L’essere diventata madre prima dei trent’anni per Maria Paola Clarizia non è stato un ostacolo al successo. Neanche con una carriera alla Nasa e una missione sui cicloni tropicali da portare a termine. Oggi, che ha 31 anni e suo figlio quattro, si rende conto che è stata fortunata e il suo destino non sarebbe stato la stesso se fosse rimasta in Italia. “Quando ho fatto il colloquio per entrare nel team della Nasa non mi hanno chiesto se ero sposata, avevo figli o avevo intenzione di farne. Sono stata io, alla fine, a precisare che ero già madre di un bimbo piccolo, che ho un compagno con un lavoro a tempo indeterminato a Southampton, dove viviamo, e che non mi sarei potuta trasferire negli Stati Uniti. E il responsabile della missione, un professore del Michigan, non ha fatto una piega e ha risposto che non cambia niente mandare una mail da oltreoceano piuttosto che tra piani diversi nello stesso ufficio. Mi ha presa al volo”.

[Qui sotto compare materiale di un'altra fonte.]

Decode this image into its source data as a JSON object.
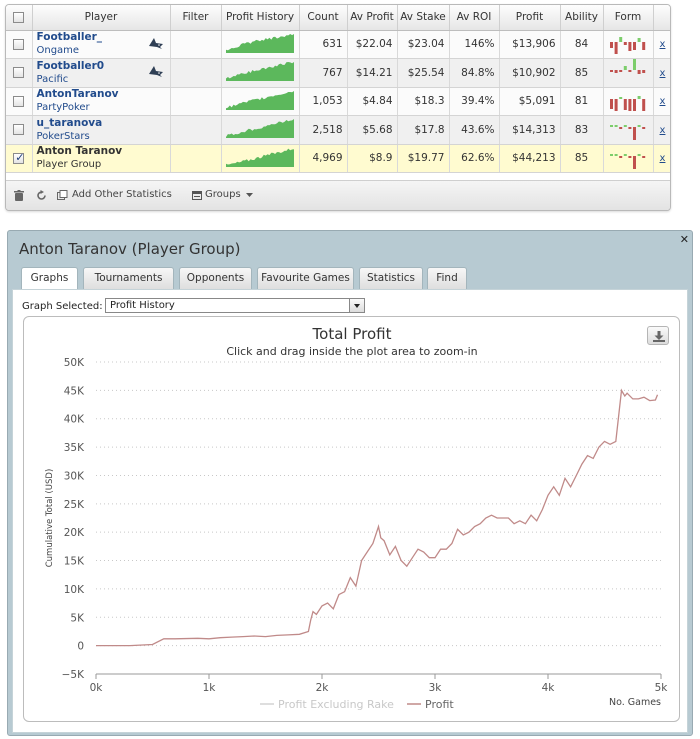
{
  "table": {
    "columns": [
      "Player",
      "Filter",
      "Profit History",
      "Count",
      "Av Profit",
      "Av Stake",
      "Av ROI",
      "Profit",
      "Ability",
      "Form"
    ],
    "rows": [
      {
        "name": "Footballer_",
        "site": "Ongame",
        "count": "631",
        "av_profit": "$22.04",
        "av_stake": "$23.04",
        "av_roi": "146%",
        "profit": "$13,906",
        "ability": "84",
        "checked": false,
        "shark": true,
        "form": [
          {
            "h": 6,
            "c": "#c0504d",
            "up": false
          },
          {
            "h": 12,
            "c": "#c0504d",
            "up": false
          },
          {
            "h": 5,
            "c": "#7ccd6b",
            "up": true
          },
          {
            "h": 3,
            "c": "#c0504d",
            "up": false
          },
          {
            "h": 9,
            "c": "#c0504d",
            "up": false
          },
          {
            "h": 8,
            "c": "#c0504d",
            "up": false
          },
          {
            "h": 4,
            "c": "#7ccd6b",
            "up": true
          },
          {
            "h": 8,
            "c": "#c0504d",
            "up": false
          }
        ]
      },
      {
        "name": "Footballer0",
        "site": "Pacific",
        "count": "767",
        "av_profit": "$14.21",
        "av_stake": "$25.54",
        "av_roi": "84.8%",
        "profit": "$10,902",
        "ability": "85",
        "checked": false,
        "shark": true,
        "form": [
          {
            "h": 2,
            "c": "#c0504d",
            "up": false
          },
          {
            "h": 3,
            "c": "#c0504d",
            "up": false
          },
          {
            "h": 2,
            "c": "#c0504d",
            "up": false
          },
          {
            "h": 4,
            "c": "#7ccd6b",
            "up": true
          },
          {
            "h": 2,
            "c": "#c0504d",
            "up": false
          },
          {
            "h": 12,
            "c": "#7ccd6b",
            "up": true
          },
          {
            "h": 4,
            "c": "#c0504d",
            "up": false
          },
          {
            "h": 3,
            "c": "#c0504d",
            "up": false
          }
        ]
      },
      {
        "name": "AntonTaranov",
        "site": "PartyPoker",
        "count": "1,053",
        "av_profit": "$4.84",
        "av_stake": "$18.3",
        "av_roi": "39.4%",
        "profit": "$5,091",
        "ability": "81",
        "checked": false,
        "shark": false,
        "form": [
          {
            "h": 10,
            "c": "#c0504d",
            "up": false
          },
          {
            "h": 12,
            "c": "#c0504d",
            "up": false
          },
          {
            "h": 2,
            "c": "#7ccd6b",
            "up": true
          },
          {
            "h": 11,
            "c": "#c0504d",
            "up": false
          },
          {
            "h": 12,
            "c": "#c0504d",
            "up": false
          },
          {
            "h": 12,
            "c": "#c0504d",
            "up": false
          },
          {
            "h": 3,
            "c": "#7ccd6b",
            "up": true
          },
          {
            "h": 12,
            "c": "#c0504d",
            "up": false
          }
        ]
      },
      {
        "name": "u_taranova",
        "site": "PokerStars",
        "count": "2,518",
        "av_profit": "$5.68",
        "av_stake": "$17.8",
        "av_roi": "43.6%",
        "profit": "$14,313",
        "ability": "83",
        "checked": false,
        "shark": false,
        "form": [
          {
            "h": 2,
            "c": "#7ccd6b",
            "up": true
          },
          {
            "h": 2,
            "c": "#7ccd6b",
            "up": true
          },
          {
            "h": 2,
            "c": "#c0504d",
            "up": false
          },
          {
            "h": 2,
            "c": "#7ccd6b",
            "up": true
          },
          {
            "h": 2,
            "c": "#c0504d",
            "up": false
          },
          {
            "h": 13,
            "c": "#c0504d",
            "up": false
          },
          {
            "h": 2,
            "c": "#7ccd6b",
            "up": true
          },
          {
            "h": 2,
            "c": "#c0504d",
            "up": false
          }
        ]
      },
      {
        "name": "Anton Taranov",
        "site": "Player Group",
        "count": "4,969",
        "av_profit": "$8.9",
        "av_stake": "$19.77",
        "av_roi": "62.6%",
        "profit": "$44,213",
        "ability": "85",
        "checked": true,
        "shark": false,
        "form": [
          {
            "h": 2,
            "c": "#7ccd6b",
            "up": true
          },
          {
            "h": 2,
            "c": "#7ccd6b",
            "up": true
          },
          {
            "h": 2,
            "c": "#c0504d",
            "up": false
          },
          {
            "h": 2,
            "c": "#7ccd6b",
            "up": true
          },
          {
            "h": 2,
            "c": "#c0504d",
            "up": false
          },
          {
            "h": 15,
            "c": "#c0504d",
            "up": false
          },
          {
            "h": 2,
            "c": "#7ccd6b",
            "up": true
          },
          {
            "h": 2,
            "c": "#c0504d",
            "up": false
          }
        ]
      }
    ],
    "remove_label": "x",
    "footer": {
      "add_stats_label": "Add Other Statistics",
      "groups_label": "Groups"
    }
  },
  "panel": {
    "title": "Anton Taranov (Player Group)",
    "tabs": [
      "Graphs",
      "Tournaments",
      "Opponents",
      "Favourite Games",
      "Statistics",
      "Find"
    ],
    "active_tab": 0,
    "graph_select_label": "Graph Selected:",
    "graph_select_value": "Profit History"
  },
  "chart_data": {
    "type": "line",
    "title": "Total Profit",
    "subtitle": "Click and drag inside the plot area to zoom-in",
    "ylabel": "Cumulative Total (USD)",
    "xlabel": "No. Games",
    "ylim": [
      -5000,
      50000
    ],
    "xlim": [
      0,
      5000
    ],
    "yticks": [
      -5000,
      0,
      5000,
      10000,
      15000,
      20000,
      25000,
      30000,
      35000,
      40000,
      45000,
      50000
    ],
    "ytick_labels": [
      "−5K",
      "0",
      "5K",
      "10K",
      "15K",
      "20K",
      "25K",
      "30K",
      "35K",
      "40K",
      "45K",
      "50K"
    ],
    "xticks": [
      0,
      1000,
      2000,
      3000,
      4000,
      5000
    ],
    "xtick_labels": [
      "0k",
      "1k",
      "2k",
      "3k",
      "4k",
      "5k"
    ],
    "grid": true,
    "legend": {
      "placement": "bottom-center",
      "entries": [
        {
          "name": "Profit Excluding Rake",
          "color": "#d3d3d3"
        },
        {
          "name": "Profit",
          "color": "#c08a89"
        }
      ]
    },
    "series": [
      {
        "name": "Profit",
        "color": "#c08a89",
        "x": [
          0,
          300,
          500,
          600,
          700,
          900,
          1000,
          1100,
          1200,
          1300,
          1400,
          1500,
          1600,
          1700,
          1800,
          1880,
          1900,
          1920,
          1950,
          2000,
          2050,
          2100,
          2150,
          2200,
          2250,
          2300,
          2350,
          2400,
          2450,
          2500,
          2520,
          2550,
          2600,
          2650,
          2700,
          2750,
          2800,
          2850,
          2900,
          2950,
          3000,
          3050,
          3100,
          3150,
          3200,
          3250,
          3300,
          3350,
          3400,
          3450,
          3500,
          3550,
          3600,
          3650,
          3700,
          3750,
          3800,
          3850,
          3900,
          3950,
          4000,
          4050,
          4100,
          4150,
          4200,
          4250,
          4300,
          4350,
          4400,
          4450,
          4500,
          4550,
          4600,
          4650,
          4680,
          4700,
          4750,
          4800,
          4850,
          4900,
          4950,
          4969
        ],
        "values": [
          0,
          0,
          200,
          1200,
          1200,
          1300,
          1200,
          1400,
          1500,
          1600,
          1700,
          1600,
          1800,
          1900,
          2000,
          2500,
          4500,
          6000,
          5500,
          7000,
          7500,
          6500,
          9000,
          9500,
          12000,
          10500,
          15000,
          16500,
          18000,
          21000,
          19000,
          18500,
          16000,
          17500,
          15000,
          14000,
          15500,
          17000,
          16500,
          15500,
          15500,
          17000,
          17000,
          18000,
          20500,
          19500,
          20000,
          21000,
          21500,
          22500,
          23000,
          22500,
          22500,
          22500,
          21500,
          22000,
          21500,
          23000,
          22000,
          24000,
          26500,
          28000,
          26500,
          29500,
          28000,
          30000,
          32000,
          33500,
          33000,
          35000,
          36000,
          35500,
          36000,
          45000,
          44000,
          44500,
          43500,
          43500,
          43800,
          43200,
          43300,
          44213
        ]
      }
    ]
  }
}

Maria Paola è la più giovane della missione “Cygnss” (Cycolne global navigation satellite system), formata da 15 operatori, tutti americani a parte lei, che lancerà otto micro satelliti a bassa orbita intorno alla Terra per capire come si formano i cicloni tropicali e migliorarne il metodo di previsione. “Adesso il nostro compito è misurare la forza dei venti durante gli uragani usando i segnali gps riflessi dalla superficie dell’oceano”. Un posto a distanza che non pesa a nessuno. Le hanno messo a disposizione una scrivania al National oceanography centre di Southampton, non deve timbrare il cartellino e gestisce il lavoro come le pare. “L’importante è portare a casa il risultato”, così le hanno detto. E ogni tre mesi viaggia negli States per fare il punto con il resto del team. “Tutto rimborsato ovviamente. I meeting si tengono ogni volta in città diverse, l’ultimo a Los Angeles, al Jet propulsion laboratory della Nasa, dove progettano le missioni per Marte, come Curiosity”. Tanto per intenderci.

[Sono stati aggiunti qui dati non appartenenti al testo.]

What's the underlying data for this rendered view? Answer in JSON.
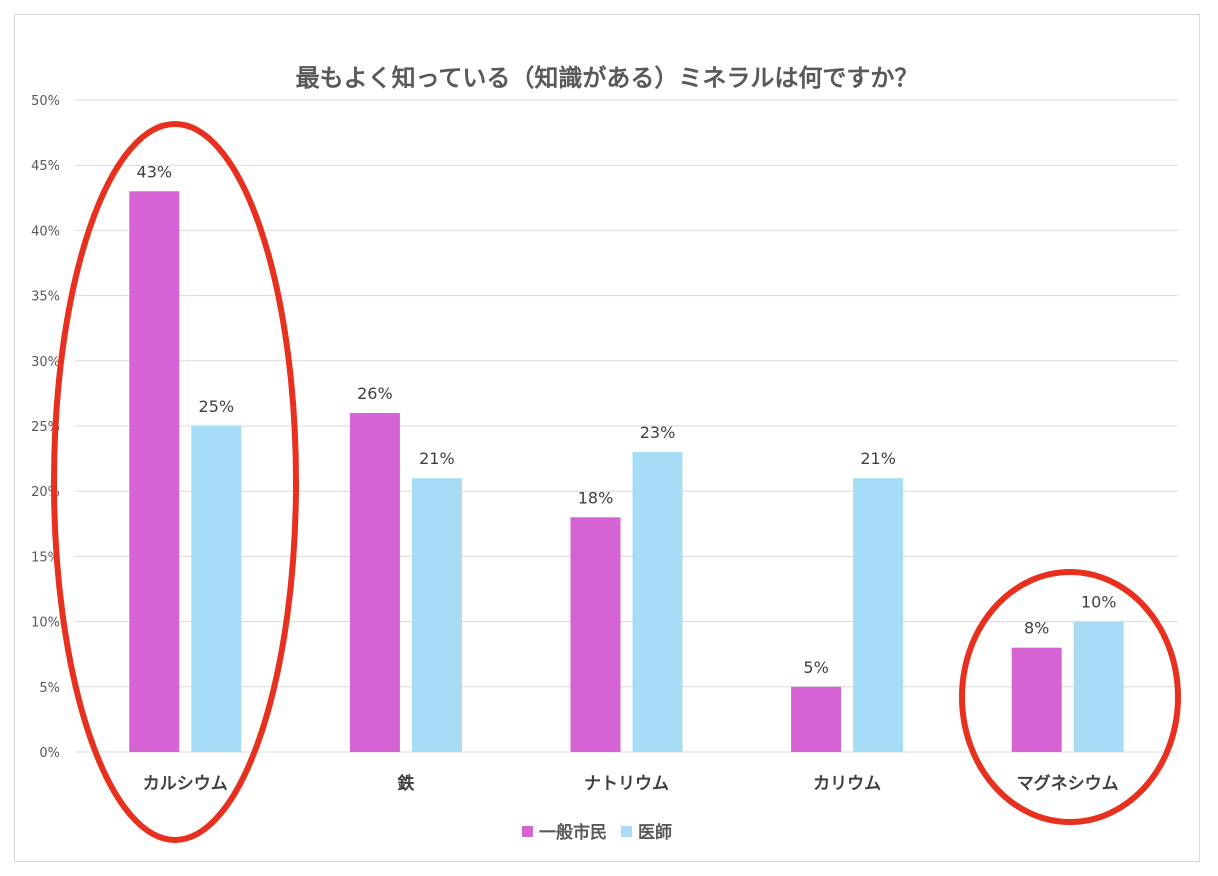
{
  "chart_data": {
    "type": "bar",
    "title": "最もよく知っている（知識がある）ミネラルは何ですか？",
    "categories": [
      "カルシウム",
      "鉄",
      "ナトリウム",
      "カリウム",
      "マグネシウム"
    ],
    "series": [
      {
        "name": "一般市民",
        "values": [
          43,
          26,
          18,
          5,
          8
        ],
        "color": "#d563d3"
      },
      {
        "name": "医師",
        "values": [
          25,
          21,
          23,
          21,
          10
        ],
        "color": "#a6dcf5"
      }
    ],
    "data_labels": [
      [
        "43%",
        "26%",
        "18%",
        "5%",
        "8%"
      ],
      [
        "25%",
        "21%",
        "23%",
        "21%",
        "10%"
      ]
    ],
    "ylim": [
      0,
      50
    ],
    "yticks": [
      "0%",
      "5%",
      "10%",
      "15%",
      "20%",
      "25%",
      "30%",
      "35%",
      "40%",
      "45%",
      "50%"
    ],
    "grid": true,
    "legend": "bottom",
    "highlighted_categories": [
      "カルシウム",
      "マグネシウム"
    ],
    "highlight_color": "#e8301f"
  }
}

Nata e cresciuta a Telese Terme, in provincia di Benevento, per arrivare dov’è oggi ha dovuto lasciare l’Italia più volte. La prima nel 2005, mentre frequentava la facoltà di Ingegneria delle telecomunicazioni. “Vinsi una borsa di studio per tre mesi in America, al California institute of technology, mi occupai di onde gravitazionali”. Poi quattro mesi nel Regno Unito, a Southampton, presso il National oceanography centre, per fare la tesi specialistica. “Qui ho studiato la tecnica di telerilevamento del mare tramite segnali gps. Ci sono ritornata anche dopo la laurea per seguire un Phd, dal 2008 al 2012”. Avrebbe potuto fare lo stesso all’Università di Benevento, ma “mi misero in guardia dicendomi che un dottorato in Italia al massimo vale per la carriera accademica, mentre all’estero ti apre anche opportunità in azienda”. Nel frattempo si innamora di un ricercatore italiano, arruolato a tempo indeterminato al centro di oceanografia. E rimane incinta. “Ho preso un assegno di maternità di sei mesi e l’istituto era attrezzato con sale per l’allattamento al seno”.

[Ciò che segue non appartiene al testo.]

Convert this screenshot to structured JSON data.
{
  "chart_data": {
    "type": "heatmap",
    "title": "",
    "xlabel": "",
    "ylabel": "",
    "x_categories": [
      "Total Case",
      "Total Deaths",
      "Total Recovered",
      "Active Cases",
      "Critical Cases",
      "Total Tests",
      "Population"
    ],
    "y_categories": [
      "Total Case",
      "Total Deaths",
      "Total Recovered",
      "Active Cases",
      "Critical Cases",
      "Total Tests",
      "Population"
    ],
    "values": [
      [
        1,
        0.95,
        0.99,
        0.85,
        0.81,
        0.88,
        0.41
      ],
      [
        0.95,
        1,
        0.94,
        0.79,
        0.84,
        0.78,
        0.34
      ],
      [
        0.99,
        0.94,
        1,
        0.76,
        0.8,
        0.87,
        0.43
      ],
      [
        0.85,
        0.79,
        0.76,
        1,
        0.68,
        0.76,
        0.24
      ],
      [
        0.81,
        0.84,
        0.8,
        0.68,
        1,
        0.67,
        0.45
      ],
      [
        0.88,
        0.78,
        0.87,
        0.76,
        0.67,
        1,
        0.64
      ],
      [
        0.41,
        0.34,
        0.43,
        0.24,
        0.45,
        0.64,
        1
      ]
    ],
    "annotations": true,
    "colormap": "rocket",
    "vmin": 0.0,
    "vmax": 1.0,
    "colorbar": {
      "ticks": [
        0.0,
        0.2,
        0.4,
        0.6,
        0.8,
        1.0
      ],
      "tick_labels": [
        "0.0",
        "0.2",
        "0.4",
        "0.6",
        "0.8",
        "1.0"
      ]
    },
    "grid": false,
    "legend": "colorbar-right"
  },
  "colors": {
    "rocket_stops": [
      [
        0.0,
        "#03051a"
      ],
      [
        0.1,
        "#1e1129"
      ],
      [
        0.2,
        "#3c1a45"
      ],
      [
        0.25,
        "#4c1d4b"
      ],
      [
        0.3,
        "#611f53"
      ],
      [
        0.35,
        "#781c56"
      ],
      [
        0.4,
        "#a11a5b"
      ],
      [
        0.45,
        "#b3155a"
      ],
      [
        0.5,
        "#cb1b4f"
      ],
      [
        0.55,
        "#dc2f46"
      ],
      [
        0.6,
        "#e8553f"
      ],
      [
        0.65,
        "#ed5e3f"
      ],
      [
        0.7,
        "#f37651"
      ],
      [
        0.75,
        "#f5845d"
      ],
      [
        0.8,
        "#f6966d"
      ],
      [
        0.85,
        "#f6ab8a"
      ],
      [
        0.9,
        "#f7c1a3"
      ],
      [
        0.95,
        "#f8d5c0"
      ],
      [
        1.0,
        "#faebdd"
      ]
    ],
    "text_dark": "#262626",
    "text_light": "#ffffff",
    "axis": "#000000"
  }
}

La famiglia continua a non essere un freno. Dopo il Phd si sposta a Barcellona. “Un’azienda mi ha assunto a tempo indeterminato. Nei fine settimana tornavo in Inghilterra da mio figlio e il mio compagno”. L’esperienza dura solo quattro mesi: “La Spagna è un paese instabile economicamente, sarebbe stato rischioso mollare l’Inghilterra e trasferirmi per sempre là con la famiglia”. Maria Paola torna di nuovo a fare la ricercatrice al centro di oceanografia. Passano tre mesi e si presenta l’occasione della sua vita. “Un professore del Michigan conosciuto a una conferenza un anno prima mi propone di collaborare alla missione Cygnss della Nasa”. Sappiamo come va a finire.
E dire che in Italia ci aveva provato a trovare un lavoro ma si è vista solo chiudere porte in faccia. “Ho inviato il cv a diverse aziende, università, perfino il Cnr ma nessuno ha risposto”. Ora ha poche speranze di poter rientrare nel suo Paese, se non in vacanza. “Mi piacerebbe lavorare all’Agenzia spaziale europea, c’è una sede a Frascati. Il problema è che più stai fuori e più è difficile inserirti. È paradossale, ma funziona così. Quando torni, anche se hai un cv bomba, anziché guadagnare punti, perdi il posto nella fila”.